O princípio da inafastabilidade da jurisdição e o princípio da efetividade garantem o direito à tutela adequada a realidade do direito material.

adequação subjetiva: se opera em razão dos litigantes (ex: intervenção obrigatória do MP em caso de interesse de incapazes, prazos especiais para a Fazenda Pública, regras especiais de competência – domicílio do alimentando)
adequação teleológica: leva em conta as finalidades que visa (ex: juizados especiais e duração razoável do processo)
adequação objetiva: leva em conta a natureza do direito objeto do litígio e a situação processual de urgência.

Princípio da adaptabilidade ou adequação judicial: o magistrado pode conformar o procedimento às peculiaridades do caso concreto como meio de mais bem tutelar o direito material (ex: corrigindo o procedimento que se revele inconstitucional, por ferir um direito fundamental, como o contraditório). As vezes, há regras legais autorizando tal prática (ex: art. 6º, VIII CDC, conversão do procedimento sumário em ordinário, em razão da complexidade da causa – art. 277, §§ 4º e 5º, CPC; julgamento antecipado da lide, possibilidade do relator da rescisória fixar prazo para resposta dentro de certos limites; adequação do processo em jurisdição voluntária – art. 1109, CPC).

Mas o princípio da adequação pode incidir também DIRETAMENTE:

Exemplo: o prazo legal para oferecimento de contestação é de 15 dias. Suponha um caso em que a petição inicial vem acompanhada de 11 volumes de documentos, totalizando mais de 2 mil documentos. O prazo de 15 dias para contestar, previsto em lei, revela-se concretamente inadequado. É lícito e constitucional que o juiz confira prazo mais dilatado, pois o direito à adequação do processo é um direito fundamental.

Exemplo: o depósito de 20% do valor da causa para proposição de ação rescisória visa desestimular ações temerárias. Porém, em um caso concreto, essa exigência pode se tornar um obstáculo intransponível ao acesso à justiça. Caberá o afastamento desta cláusula, dependendo das circunstâncias do caso concreto, quando se revelar inadequada aos fins a que se destina.

Modelo do processo civil brasileiro. Princípio da cooperação.

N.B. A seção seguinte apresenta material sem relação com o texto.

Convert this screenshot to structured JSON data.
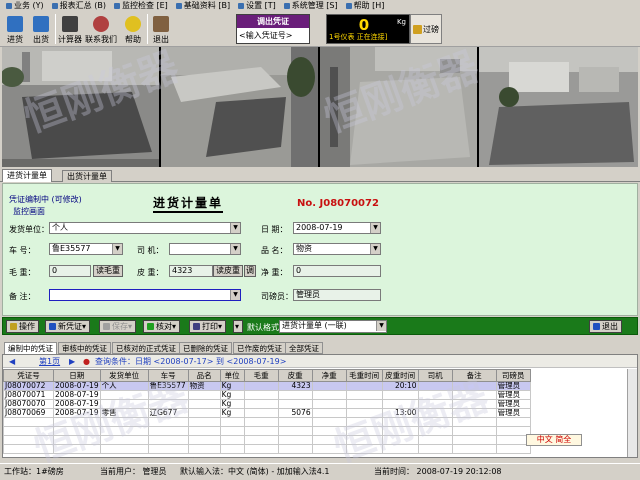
{
  "menubar": [
    {
      "label": "业务 (Y)"
    },
    {
      "label": "报表汇总 (B)"
    },
    {
      "label": "监控检查 [E]"
    },
    {
      "label": "基础资料 [B]"
    },
    {
      "label": "设置 [T]"
    },
    {
      "label": "系统管理 [S]"
    },
    {
      "label": "帮助 [H]"
    }
  ],
  "toolbar": {
    "in_label": "进货",
    "out_label": "出货",
    "calc_label": "计算器",
    "contact_label": "联系我们",
    "help_label": "帮助",
    "exit_label": "退出"
  },
  "voucher": {
    "button": "调出凭证",
    "placeholder": "<输入凭证号>"
  },
  "scale": {
    "value": "0",
    "unit": "Kg",
    "status": "1号仪表  正在连接]"
  },
  "overload_label": "过磅",
  "tabs": [
    {
      "label": "进货计量单"
    },
    {
      "label": "出货计量单"
    }
  ],
  "form": {
    "status": "凭证编制中 (可修改)",
    "monitor": "监控画面",
    "title": "进货计量单",
    "number": "No. J08070072",
    "supplier_label": "发货单位：",
    "supplier_value": "个人",
    "date_label": "日    期：",
    "date_value": "2008-07-19",
    "plate_label": "车    号：",
    "plate_value": "鲁E35577",
    "driver_label": "司    机：",
    "driver_value": "",
    "product_label": "品    名：",
    "product_value": "物资",
    "gross_label": "毛    重：",
    "gross_value": "0",
    "read_gross": "读毛重",
    "tare_label": "皮    重：",
    "tare_value": "4323",
    "read_tare": "读皮重",
    "adjust": "调",
    "net_label": "净    重：",
    "net_value": "0",
    "remark_label": "备    注：",
    "remark_value": "",
    "operator_label": "司磅员：",
    "operator_value": "管理员"
  },
  "actions": {
    "operate": "操作",
    "new": "新凭证",
    "save": "保存",
    "verify": "核对",
    "print": "打印",
    "format_label": "默认格式：",
    "format_value": "进货计量单 (一联)",
    "exit": "退出"
  },
  "subtabs": [
    {
      "label": "编制中的凭证"
    },
    {
      "label": "审核中的凭证"
    },
    {
      "label": "已核对的正式凭证"
    },
    {
      "label": "已删除的凭证"
    },
    {
      "label": "已作废的凭证"
    },
    {
      "label": "全部凭证"
    }
  ],
  "pager": {
    "page": "第1页",
    "query": "查询条件：日期 <2008-07-17> 到 <2008-07-19>"
  },
  "grid": {
    "columns": [
      "凭证号",
      "日期",
      "发货单位",
      "车号",
      "品名",
      "单位",
      "毛重",
      "皮重",
      "净重",
      "毛重时间",
      "皮重时间",
      "司机",
      "备注",
      "司磅员"
    ],
    "rows": [
      [
        "J08070072",
        "2008-07-19",
        "个人",
        "鲁E35577",
        "物资",
        "Kg",
        "",
        "4323",
        "",
        "",
        "20:10",
        "",
        "",
        "管理员"
      ],
      [
        "J08070071",
        "2008-07-19",
        "",
        "",
        "",
        "Kg",
        "",
        "",
        "",
        "",
        "",
        "",
        "",
        "管理员"
      ],
      [
        "J08070070",
        "2008-07-19",
        "",
        "",
        "",
        "Kg",
        "",
        "",
        "",
        "",
        "",
        "",
        "",
        "管理员"
      ],
      [
        "J08070069",
        "2008-07-19",
        "零售",
        "辽G677",
        "",
        "Kg",
        "",
        "5076",
        "",
        "",
        "13:00",
        "",
        "",
        "管理员"
      ],
      [
        "",
        "",
        "",
        "",
        "",
        "",
        "",
        "",
        "",
        "",
        "",
        "",
        "",
        ""
      ],
      [
        "",
        "",
        "",
        "",
        "",
        "",
        "",
        "",
        "",
        "",
        "",
        "",
        "",
        ""
      ],
      [
        "",
        "",
        "",
        "",
        "",
        "",
        "",
        "",
        "",
        "",
        "",
        "",
        "",
        ""
      ],
      [
        "",
        "",
        "",
        "",
        "",
        "",
        "",
        "",
        "",
        "",
        "",
        "",
        "",
        ""
      ]
    ]
  },
  "ime": "中文 简全",
  "status": {
    "station": "工作站：1#磅房",
    "user": "当前用户： 管理员",
    "ime_label": "默认输入法：中文 (简体) - 加加输入法4.1",
    "time": "当前时间： 2008-07-19 20:12:08"
  },
  "watermark": "恒刚衡器",
  "colors": {
    "form_bg": "#dcf5dc",
    "action_bar": "#1a7a1a",
    "voucher_btn": "#6a1e7a",
    "scale_digit": "#ffd800",
    "number_red": "#c81010"
  }
}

Modelos de processo na civilização ocidental

Adversarial: competição ou disputa entre as partes, diante um órgão jurisdicional relativamente passivo, cuja função principal é a de decidir. A maior parte da atividade processual é das partes. Prepondera o princípio dispositivo: maiores poderes às partes para a condução do processo.

inquisitorial: uma pesquisa oficial, sendo o órgão jurisdicional o grande protagonista do processo. A maior parte da atividade processual é do juiz. Prepondera o princípio inquisitivo: maiores poderes para o juízo na condução do processo.

Obs.: nenhum sistema é absolutamente adversarial ou inquisitorial. Há apenas a preponderância de um ou outro. Nada impede que o legislador, em um específico tema, opte pelo sistema adversarial e, em relação a outro tema, opte pelo sistema inquisitivo.

sistema cooperativo: prega uma nova dimensão do princípio do contraditório, inserindo o magistrado no diálogo processual, não mais como mero espectador de um duelo entre as partes. A condução do processo não é mais apenas das partes ou só do juiz. Passa a ser uma condução cooperativa, dos 3 sujeitos processuais, sem destaque para algum deles. É o modelo mais adequado para uma democracia. Há cooperação na condução do processo até o momento em que o juiz vai proferir a decisão, que continua sendo atividade dele exclusiva. A decisão judicial será fruto de atividade processual conduzida por todos os sujeitos processuais em cooperação. O princípio da cooperação torna devidos certos comportamentos das partes, inclusive do magistrado (esclarecimento, lealdade, proteção)
dever de lealdade: não litigar de má-fé (art. 17, CPC)
dever de esclarecimento: petições claras e coerentes, sob pena de inépcia (art. 295, parágrafo único, CPC)
dever de proteção: não causar danos à parte adversária (punição ao atentado, art. 879-881, CPC).

O juiz tem dever de esclarecimento e lealdade: oportunizar às partes a emenda a inicial (284, CPC); requerer esclarecimentos juntos as partes para evitar a prolação de decisões equivocadas; dever de proferir decisões claras (decisões obscuras são atacáveis mediante embargos de declaração – art. 535, I, do CPC). Deve apontar deficiências das postulações das partes para que possam ser supridas (é chamado também dever de prevenção).